= Q-commerce =

E-commerce focused on rapid delivery

Q-commerce, also referred to as quick commerce, is a type of e-commerce where emphasis is on quick deliveries, typically in less than an hour. Q-commerce originally started with food delivery and it still represents the largest chunk of the business. It has quickly expanded to other categories particularly for grocery delivery, medicines, gifts, and apparel.

In early 2020, the restrictions imposed due to COVID-19 pandemic began to give a major boost to q-commerce as it allowed retailers to remain operational via quick home deliveries.
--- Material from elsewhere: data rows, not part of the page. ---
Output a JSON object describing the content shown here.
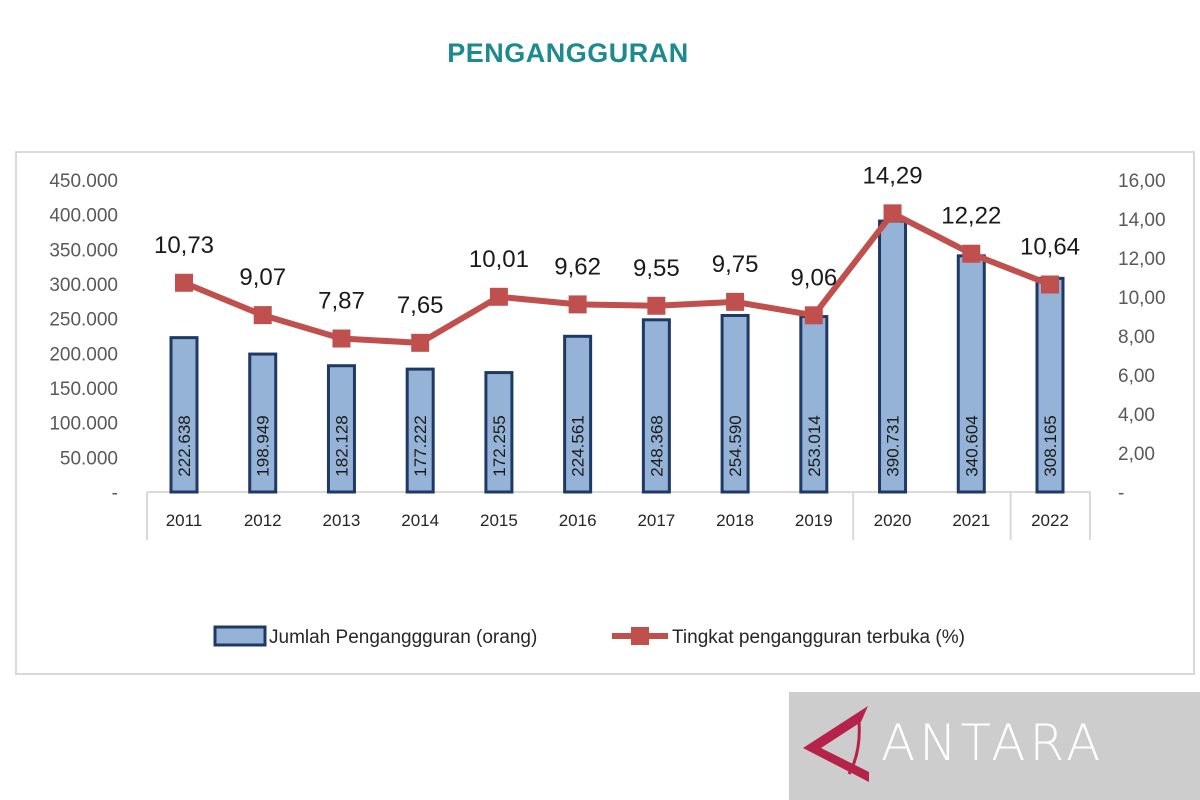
{
  "chart_data": {
    "type": "bar+line",
    "title": "PENGANGGURAN",
    "categories": [
      "2011",
      "2012",
      "2013",
      "2014",
      "2015",
      "2016",
      "2017",
      "2018",
      "2019",
      "2020",
      "2021",
      "2022"
    ],
    "series": [
      {
        "name": "Jumlah Penganggguran (orang)",
        "type": "bar",
        "axis": "left",
        "values": [
          222638,
          198949,
          182128,
          177222,
          172255,
          224561,
          248368,
          254590,
          253014,
          390731,
          340604,
          308165
        ],
        "labels": [
          "222.638",
          "198.949",
          "182.128",
          "177.222",
          "172.255",
          "224.561",
          "248.368",
          "254.590",
          "253.014",
          "390.731",
          "340.604",
          "308.165"
        ],
        "color": "#95b3d7",
        "border": "#1f3864"
      },
      {
        "name": "Tingkat pengangguran terbuka (%)",
        "type": "line",
        "axis": "right",
        "values": [
          10.73,
          9.07,
          7.87,
          7.65,
          10.01,
          9.62,
          9.55,
          9.75,
          9.06,
          14.29,
          12.22,
          10.64
        ],
        "labels": [
          "10,73",
          "9,07",
          "7,87",
          "7,65",
          "10,01",
          "9,62",
          "9,55",
          "9,75",
          "9,06",
          "14,29",
          "12,22",
          "10,64"
        ],
        "color": "#c0504d"
      }
    ],
    "left_axis": {
      "range": [
        0,
        450000
      ],
      "ticks": [
        "-",
        "50.000",
        "100.000",
        "150.000",
        "200.000",
        "250.000",
        "300.000",
        "350.000",
        "400.000",
        "450.000"
      ]
    },
    "right_axis": {
      "range": [
        0,
        16
      ],
      "ticks": [
        "-",
        "2,00",
        "4,00",
        "6,00",
        "8,00",
        "10,00",
        "12,00",
        "14,00",
        "16,00"
      ]
    },
    "grid": false,
    "legend_position": "bottom"
  },
  "watermark": {
    "text": "ANTARA",
    "accent": "#b5224a"
  }
}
At the time, it was speculated that prolonged restrictions would result in a long-term consumer behavior shift towards quick deliveries, establishing q-commerce as "the third generation of commerce". However, as pandemic restrictions began to lift and a burgeoning cost of living crisis made paying higher prices for rapid delivery less sustainable, demand for q-commerce in many parts of the world waned, causing businesses to downsize or fold altogether.

Companies in q-commerce include Amazon Now Flipkart Minutes Meituan, Gojek, Grab, Delivery Hero, PedidosYa, Glovo, BigBasket, Blinkit, Swiggy, Rappi, GoPuff, Instacart, JioMart, Zepto, Postmates,Chaldal, Flink and Dupizo.

==History==
Rapid delivery of online purchases as a concept dates back to the late 1990s and early 2000s, with several dot-com companies springing up to promise rapid delivery in under one hour, although they tended to struggle with finding a sustainable business model.

One notable example was Kozmo.com, a venture capital-funded company promising free one-hour delivery of a range of items including videos, games, food, and other "basics", founded in 1998. The company went out of business in 2001. Other early examples include Urbanfetch, which delivered products by bike messenger in under an hour in parts of Manhattan and London, and Webvan, which delivered products to customers in the United States in a 30-minute window of their choosing.Rivals Kozmo and Urbanfetch went out of business after losses mounted and the business model was considered unviable.

In 2013, Grofers started 90-minute delivery of groceries.

Deliveries of necessities are intended to be provided as quickly as possible; they can occasionally arrive in a matter of minutes. Initially, delivery time hovered around 60 minutes but by 2019 several companies started local warehouses (cloud stores or dark stores) to drive delivery times down below 20 minutes.

==Global trends==
The rapidly growing category offers a large selection of products at any time of day and in particular targets single-person households. It is currently estimated that the q-commerce market is $300 million and is expected to grow 10 to 15 times over the next five years to touch $5 billion.

In India, quick commerce saw increased adoption in 2023. Quick commerce orders made up about 40% to 50% of the country's online grocery expenditures in 2024. With delivery times of less than ten minutes, q-commerce purchases in India also expanded to high-end goods. Orders on Instamart and Blinkit increased from ₹30000 crore in 2024 to ₹64000 crore in 2025.